Microtubules, like actin filaments, are dynamic structures: they can grow and shrink quickly by the addition or removal of tubulin proteins. Also similar to actin filaments, microtubules have directionality, meaning that they have two ends that are structurally different from one another. In a cell, microtubules play an important structural role, helping the cell resist compression forces.
In addition to providing structural support, microtubules play a variety of more specialized roles in a cell. For instance, they provide tracks for motor proteins called kinesins and dyneins, which transport vesicles and other cargoes around the interior of the cell4. During cell division, microtubules assemble into a structure called the spindle, which pulls the chromosomes apart.
Flagella, cilia, and centrosomes
Microtubules are also key components of three more specialized eukaryotic cell structures: flagella, cilia and centrosomes. You may remember that our friends the prokaryotes also have structures have flagella, which they use to move. Don't get confused—the eukaryotic flagella we're about to discuss have pretty much the same role, but a very different structure.
Flagella (singular, flagellum) are long, hair-like structures that extend from the cell surface and are used to move an entire cell, such as a sperm. If a cell has any flagella, it usually has one or just a few.
Motile cilia (singular, cilium) are similar, but are shorter and usually appear in large numbers on the cell surface.
When cells with motile cilia form tissues, the beating helps move materials across the surface of the tissue. For example, the cilia of cells in your upper respiratory system help move dust and particles out towards your nostrils.
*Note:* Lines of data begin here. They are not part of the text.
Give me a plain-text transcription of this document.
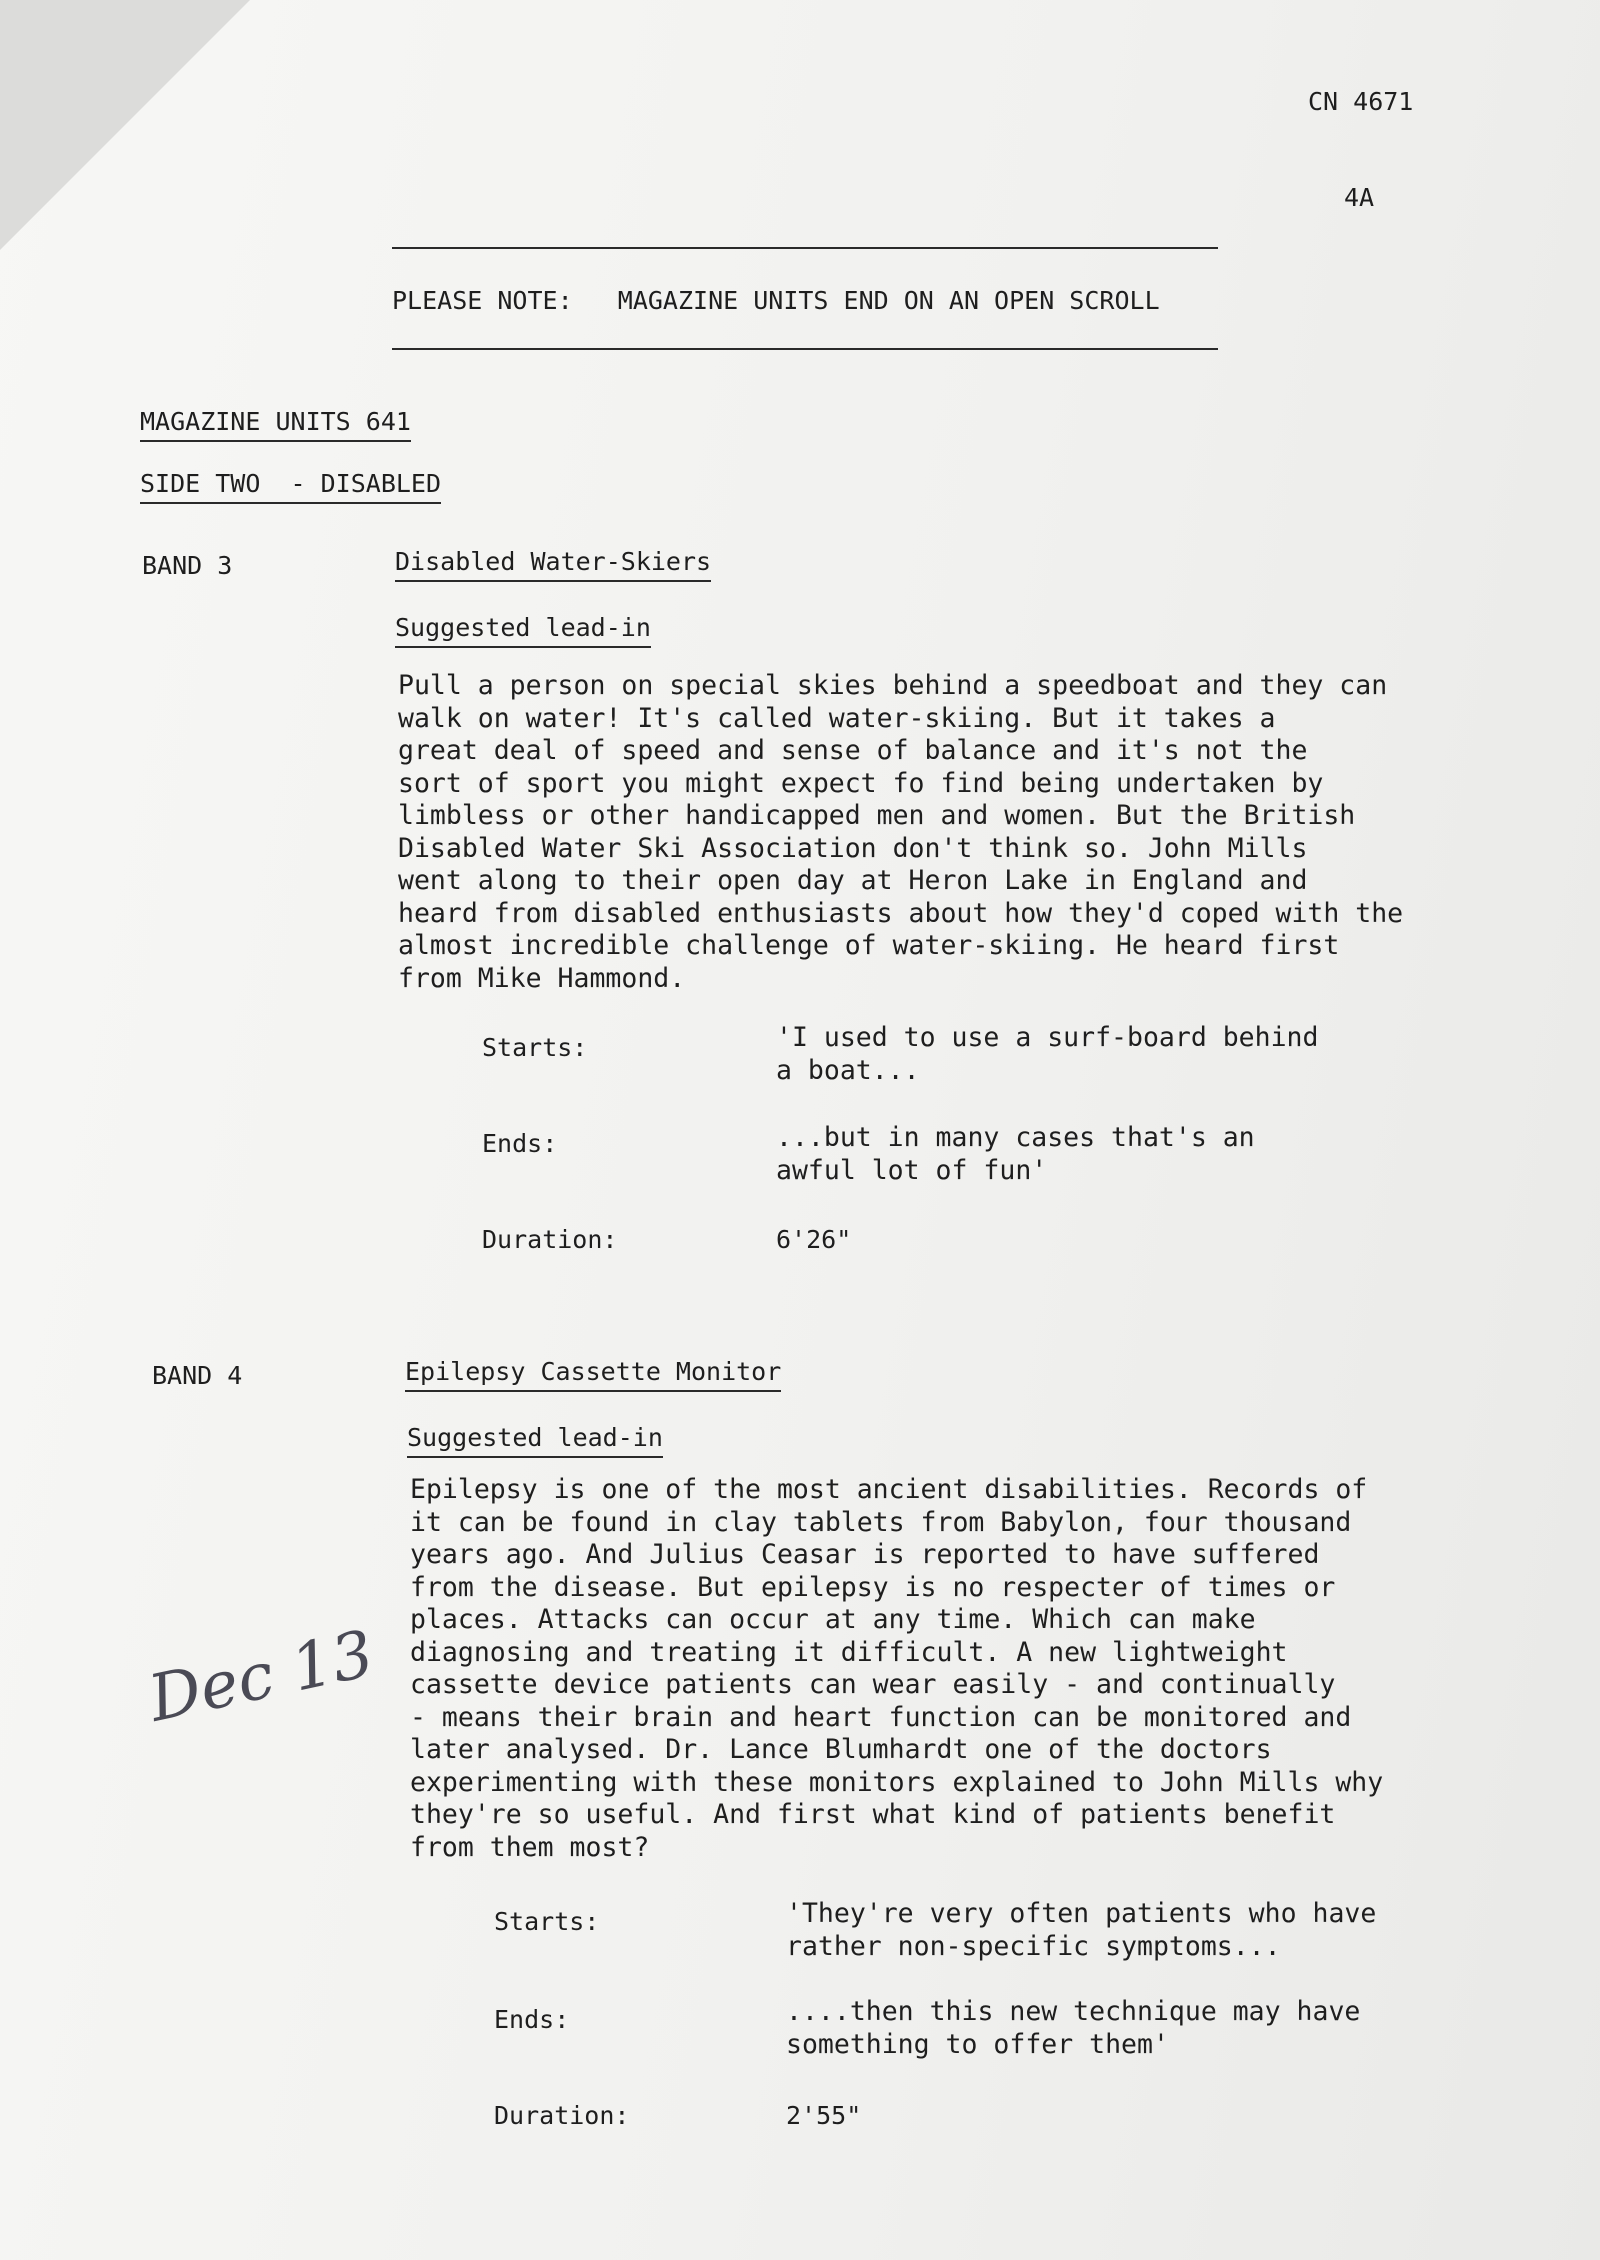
CN 4671
4A
PLEASE NOTE:   MAGAZINE UNITS END ON AN OPEN SCROLL
MAGAZINE UNITS 641
SIDE TWO  - DISABLED
BAND 3	Disabled Water-Skiers
Suggested lead-in
Pull a person on special skies behind a speedboat and they can
walk on water! It's called water-skiing. But it takes a
great deal of speed and sense of balance and it's not the
sort of sport you might expect fo find being undertaken by
limbless or other handicapped men and women. But the British
Disabled Water Ski Association don't think so. John Mills
went along to their open day at Heron Lake in England and
heard from disabled enthusiasts about how they'd coped with the
almost incredible challenge of water-skiing. He heard first
from Mike Hammond.
Starts:	'I used to use a surf-board behind
a boat...
Ends:	...but in many cases that's an
awful lot of fun'
Duration:	6'26"
BAND 4	Epilepsy Cassette Monitor
Suggested lead-in
Epilepsy is one of the most ancient disabilities. Records of
it can be found in clay tablets from Babylon, four thousand
years ago. And Julius Ceasar is reported to have suffered
from the disease. But epilepsy is no respecter of times or
places. Attacks can occur at any time. Which can make
diagnosing and treating it difficult. A new lightweight
cassette device patients can wear easily - and continually
- means their brain and heart function can be monitored and
later analysed. Dr. Lance Blumhardt one of the doctors
experimenting with these monitors explained to John Mills why
they're so useful. And first what kind of patients benefit
from them most?
Starts:	'They're very often patients who have
rather non-specific symptoms...
Ends:	....then this new technique may have
something to offer them'
Duration:	2'55"
Dec 13
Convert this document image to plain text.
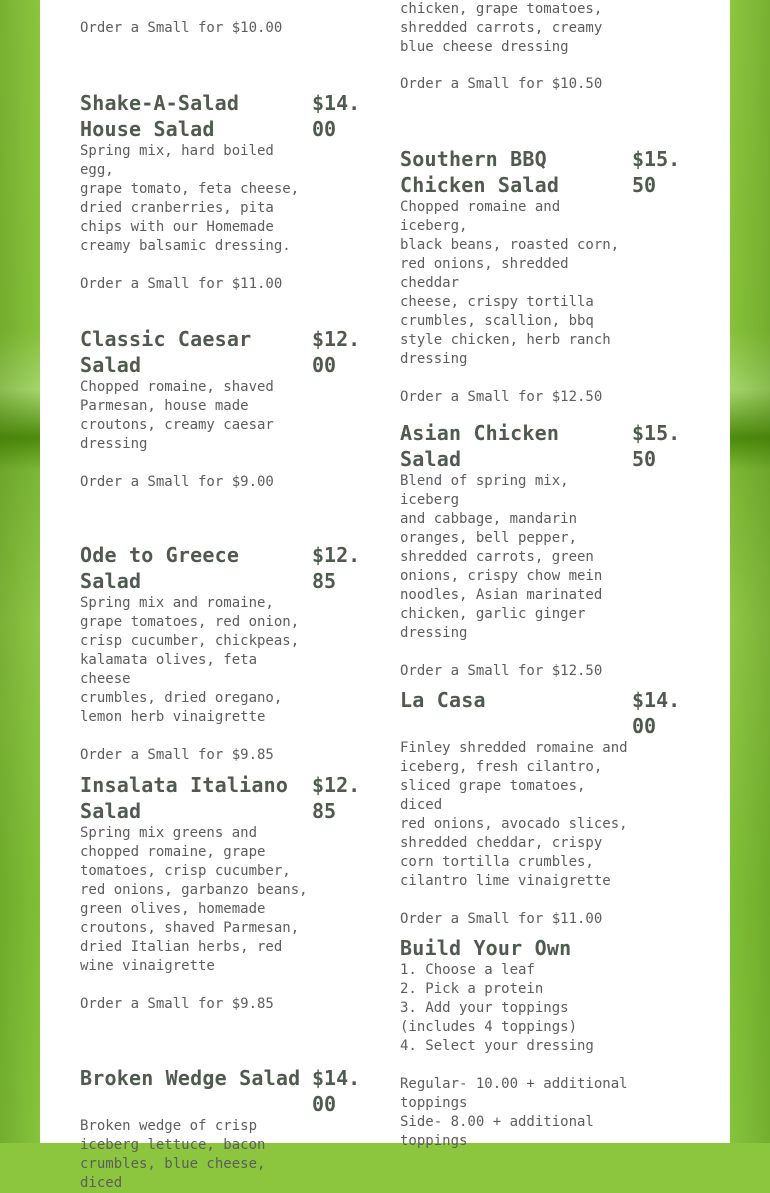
Order a Small for $10.00
chicken, grape tomatoes,
shredded carrots, creamy
blue cheese dressing
Order a Small for $10.50
Shake-A-Salad House Salad
$14.00
Spring mix, hard boiled egg,
grape tomato, feta cheese,
dried cranberries, pita
chips with our Homemade
creamy balsamic dressing.
Order a Small for $11.00
Classic Caesar Salad
$12.00
Chopped romaine, shaved
Parmesan, house made
croutons, creamy caesar
dressing
Order a Small for $9.00
Ode to Greece Salad
$12.85
Spring mix and romaine,
grape tomatoes, red onion,
crisp cucumber, chickpeas,
kalamata olives, feta cheese
crumbles, dried oregano,
lemon herb vinaigrette
Order a Small for $9.85
Insalata Italiano Salad
$12.85
Spring mix greens and
chopped romaine, grape
tomatoes, crisp cucumber,
red onions, garbanzo beans,
green olives, homemade
croutons, shaved Parmesan,
dried Italian herbs, red
wine vinaigrette
Order a Small for $9.85
Broken Wedge Salad $14.00
Broken wedge of crisp
iceberg lettuce, bacon
crumbles, blue cheese, diced
Southern BBQ Chicken Salad
$15.50
Chopped romaine and iceberg,
black beans, roasted corn,
red onions, shredded cheddar
cheese, crispy tortilla
crumbles, scallion, bbq
style chicken, herb ranch
dressing
Order a Small for $12.50
Asian Chicken Salad
$15.50
Blend of spring mix, iceberg
and cabbage, mandarin
oranges, bell pepper,
shredded carrots, green
onions, crispy chow mein
noodles, Asian marinated
chicken, garlic ginger
dressing
Order a Small for $12.50
La Casa	$14.00
Finley shredded romaine and
iceberg, fresh cilantro,
sliced grape tomatoes, diced
red onions, avocado slices,
shredded cheddar, crispy
corn tortilla crumbles,
cilantro lime vinaigrette
Order a Small for $11.00
Build Your Own
1. Choose a leaf
2. Pick a protein
3. Add your toppings
(includes 4 toppings)
4. Select your dressing
Regular- 10.00 + additional
toppings
Side- 8.00 + additional
toppings
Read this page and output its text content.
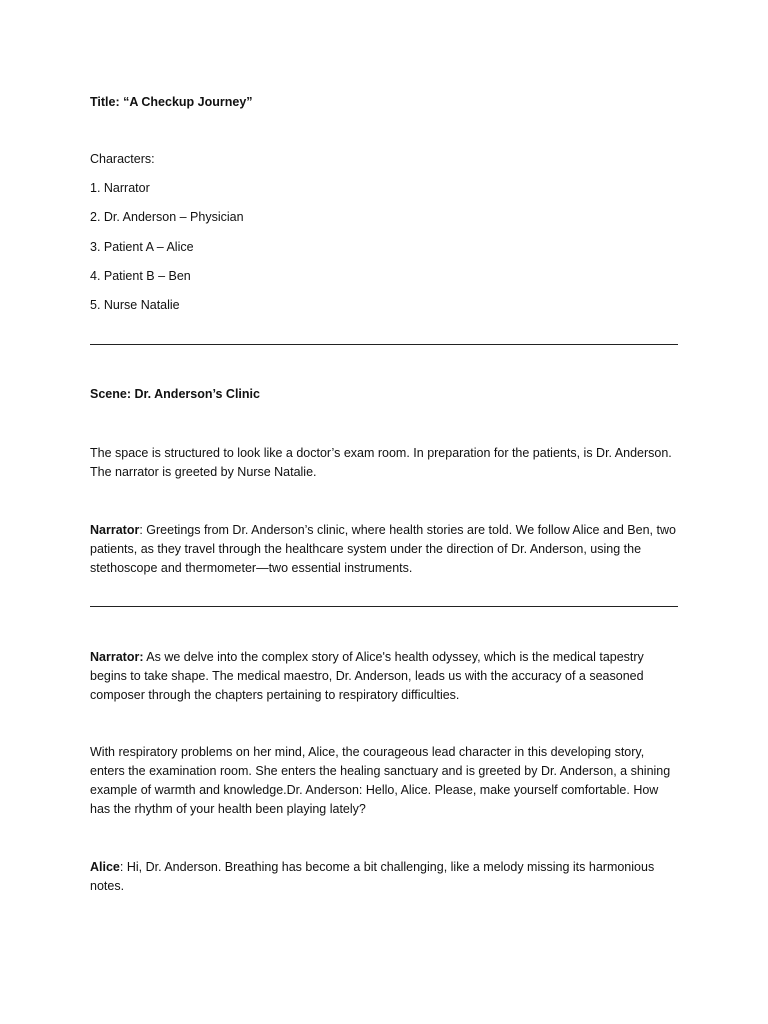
Title: “A Checkup Journey”
Characters:
1. Narrator
2. Dr. Anderson – Physician
3. Patient A – Alice
4. Patient B – Ben
5. Nurse Natalie
Scene: Dr. Anderson’s Clinic
The space is structured to look like a doctor’s exam room. In preparation for the patients, is Dr. Anderson. The narrator is greeted by Nurse Natalie.
Narrator: Greetings from Dr. Anderson’s clinic, where health stories are told. We follow Alice and Ben, two patients, as they travel through the healthcare system under the direction of Dr. Anderson, using the stethoscope and thermometer—two essential instruments.
Narrator: As we delve into the complex story of Alice's health odyssey, which is the medical tapestry begins to take shape. The medical maestro, Dr. Anderson, leads us with the accuracy of a seasoned composer through the chapters pertaining to respiratory difficulties.
With respiratory problems on her mind, Alice, the courageous lead character in this developing story, enters the examination room. She enters the healing sanctuary and is greeted by Dr. Anderson, a shining example of warmth and knowledge.Dr. Anderson: Hello, Alice. Please, make yourself comfortable. How has the rhythm of your health been playing lately?
Alice: Hi, Dr. Anderson. Breathing has become a bit challenging, like a melody missing its harmonious notes.
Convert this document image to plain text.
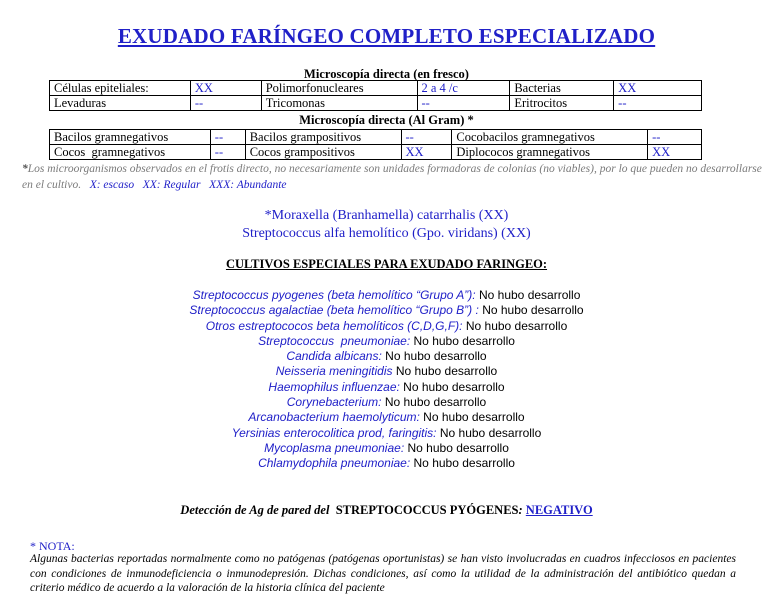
EXUDADO FARÍNGEO COMPLETO ESPECIALIZADO
Microscopía directa (en fresco)
Células epiteliales:	XX	Polimorfonucleares	2 a 4 /c	Bacterias	XX
Levaduras	--	Tricomonas	--	Eritrocitos	--
Microscopía directa (Al Gram) *
Bacilos gramnegativos	--	Bacilos grampositivos	--	Cocobacilos gramnegativos	--
Cocos  gramnegativos	--	Cocos grampositivos	XX	Diplococos gramnegativos	XX
*Los microorganismos observados en el frotis directo, no necesariamente son unidades formadoras de colonias (no viables), por lo que pueden no desarrollarse en el cultivo. X: escaso   XX: Regular   XXX: Abundante
*Moraxella (Branhamella) catarrhalis (XX)
Streptococcus alfa hemolítico (Gpo. viridans) (XX)
CULTIVOS ESPECIALES PARA EXUDADO FARINGEO:
Streptococcus pyogenes (beta hemolítico “Grupo A”): No hubo desarrollo
Streptococcus agalactiae (beta hemolítico “Grupo B”) : No hubo desarrollo
Otros estreptococos beta hemolíticos (C,D,G,F): No hubo desarrollo
Streptococcus  pneumoniae: No hubo desarrollo
Candida albicans: No hubo desarrollo
Neisseria meningitidis No hubo desarrollo
Haemophilus influenzae: No hubo desarrollo
Corynebacterium: No hubo desarrollo
Arcanobacterium haemolyticum: No hubo desarrollo
Yersinias enterocolitica prod, faringitis: No hubo desarrollo
Mycoplasma pneumoniae: No hubo desarrollo
Chlamydophila pneumoniae: No hubo desarrollo
Detección de Ag de pared del STREPTOCOCCUS PYÓGENES: NEGATIVO
* NOTA:
Algunas bacterias reportadas normalmente como no patógenas (patógenas oportunistas) se han visto involucradas en cuadros infecciosos en pacientes con condiciones de inmunodeficiencia o inmunodepresión. Dichas condiciones, así como la utilidad de la administración del antibiótico quedan a criterio médico de acuerdo a la valoración de la historia clínica del paciente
Despite their difference in length and number, flagella and motile cilia share a common structural pattern. In most flagella and motile cilia, there are 9 pairs of microtubules arranged in a circle, along with an additional two microtubules in the center of the ring. This arrangement is called a 9 + 2 array. You can see the 9 + 2 array in the electron microscopy image at left, which shows two flagella in cross-section.
In flagella and motile cilia, motor proteins called dyneins move along the microtubules, generating a force that causes the flagellum or cilium to beat. The structural connections between the microtubule pairs and the coordination of dynein movement allow the activity of the motors to produce a pattern of regular beating5,6.
You may notice another feature in the diagram above: the cilium or flagellum has a basal body located at its base. The basal body is made of microtubules and plays a key role in assembly of the cilium or flagellum. Once the structure has been assembled, it also regulates which proteins can enter or exit7.
The basal body is actually just a modified centriole7. A centriole is a cylinder of nine triplets of microtubules, held together by supporting proteins. Centrioles are best known for their role in centrosomes, structures that act as microtubule organizing centers in animal cells. A centrosome consists of two centrioles oriented at right angles to each other, surrounded by a mass of "pericentriolar material," which provides anchoring sites for microtubules8.
The centrosome is duplicated before a cell divides, and the paired centrosomes seem to play a role in organizing the microtubules that separate chromosomes during cell division. However, the exact function of the centrioles in this process still isn’t clear. Cells with their centrosome removed can still divide, and plant cells, which lack centrosomes, divide just fine.